ALTIN BAKLAVA FİLM AKADEMİSİ VII. ULUSLARARASI ÖĞRENCİ FİLM FESTİVALİ BÜYÜK BİR COŞKUYLA KUTLANDI

ALTIN BAKLAVA FİLM AKADEMİSİ VII. ULUSLARARASI ÖĞRENCİ FİLM FESTİVALİ BÜYÜK BİR COŞKUYLA KUTLANDI

1. GÜN

VII. Altın Baklava Film Festivalinin ilk gününde Dr. Öğr. Üyesi Yelda Yanat Bağcı’nın yapım ve yönetmenliğini üstlendiği “36 Boys” belgeselinin gösterimi ve ardından Dr. Öğr. Üyesi Deniz Telek’in moderatörlüğünde belgesel üzerine keyifli bir söyleşi gerçekleştirildi.

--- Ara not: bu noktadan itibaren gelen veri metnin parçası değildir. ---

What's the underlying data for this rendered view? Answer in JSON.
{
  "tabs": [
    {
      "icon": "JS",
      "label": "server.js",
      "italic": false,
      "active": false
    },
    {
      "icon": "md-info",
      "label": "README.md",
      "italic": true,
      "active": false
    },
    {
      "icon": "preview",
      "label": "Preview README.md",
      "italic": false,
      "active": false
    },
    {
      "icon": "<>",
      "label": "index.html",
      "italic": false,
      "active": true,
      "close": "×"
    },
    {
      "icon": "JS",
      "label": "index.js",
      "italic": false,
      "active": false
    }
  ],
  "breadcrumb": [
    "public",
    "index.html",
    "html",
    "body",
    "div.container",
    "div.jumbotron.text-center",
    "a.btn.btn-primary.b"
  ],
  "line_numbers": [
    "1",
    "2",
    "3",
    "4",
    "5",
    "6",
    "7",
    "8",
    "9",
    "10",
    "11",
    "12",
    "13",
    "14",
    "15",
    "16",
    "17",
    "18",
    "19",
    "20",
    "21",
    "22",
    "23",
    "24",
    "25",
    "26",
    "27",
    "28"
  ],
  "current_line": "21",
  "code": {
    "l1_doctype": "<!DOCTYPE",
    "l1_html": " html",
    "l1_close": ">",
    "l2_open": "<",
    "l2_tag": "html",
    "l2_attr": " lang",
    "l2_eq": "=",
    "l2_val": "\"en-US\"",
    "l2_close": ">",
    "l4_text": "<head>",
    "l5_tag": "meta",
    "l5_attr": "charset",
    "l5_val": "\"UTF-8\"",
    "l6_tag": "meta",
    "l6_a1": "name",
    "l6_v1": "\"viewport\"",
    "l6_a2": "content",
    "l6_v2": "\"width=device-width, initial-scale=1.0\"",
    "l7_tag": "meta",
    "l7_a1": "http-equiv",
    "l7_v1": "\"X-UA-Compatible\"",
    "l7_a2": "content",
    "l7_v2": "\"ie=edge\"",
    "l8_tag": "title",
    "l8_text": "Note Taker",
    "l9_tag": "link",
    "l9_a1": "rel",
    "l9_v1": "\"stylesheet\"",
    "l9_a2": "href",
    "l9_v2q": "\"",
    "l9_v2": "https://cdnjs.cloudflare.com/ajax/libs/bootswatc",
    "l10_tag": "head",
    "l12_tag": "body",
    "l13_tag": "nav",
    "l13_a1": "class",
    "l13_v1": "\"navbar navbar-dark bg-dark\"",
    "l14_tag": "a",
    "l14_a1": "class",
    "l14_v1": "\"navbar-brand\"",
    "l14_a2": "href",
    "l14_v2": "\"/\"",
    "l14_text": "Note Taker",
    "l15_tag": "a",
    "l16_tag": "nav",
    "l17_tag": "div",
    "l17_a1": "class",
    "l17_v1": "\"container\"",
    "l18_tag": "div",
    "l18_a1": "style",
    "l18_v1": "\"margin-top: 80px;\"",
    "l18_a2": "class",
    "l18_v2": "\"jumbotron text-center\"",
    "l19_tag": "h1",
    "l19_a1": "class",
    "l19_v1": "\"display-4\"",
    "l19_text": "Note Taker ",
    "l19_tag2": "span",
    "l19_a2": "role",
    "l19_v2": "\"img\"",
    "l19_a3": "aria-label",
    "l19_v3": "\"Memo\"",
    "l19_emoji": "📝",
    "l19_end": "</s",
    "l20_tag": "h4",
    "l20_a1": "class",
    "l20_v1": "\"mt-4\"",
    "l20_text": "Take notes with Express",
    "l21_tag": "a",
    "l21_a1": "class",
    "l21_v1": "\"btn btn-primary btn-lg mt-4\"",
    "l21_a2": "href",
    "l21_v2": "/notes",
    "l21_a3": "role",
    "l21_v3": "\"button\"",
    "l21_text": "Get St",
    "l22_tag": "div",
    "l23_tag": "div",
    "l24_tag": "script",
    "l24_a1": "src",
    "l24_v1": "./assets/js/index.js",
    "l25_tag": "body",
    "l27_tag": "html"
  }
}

İstanbul Yıldız Teknik Üniversitesi Sanat ve Tasarım Fakültesi Dr. Öğr. Üyesi Yelda Yanat Bağcı Hasan Kalyoncu Üniversitesi İletişim Fakültesi Cep Sinemasında gerçekleşen söyleşide 36 Boys belgeseliyle ilgili deneyimlerini öğrencilerle paylaştı.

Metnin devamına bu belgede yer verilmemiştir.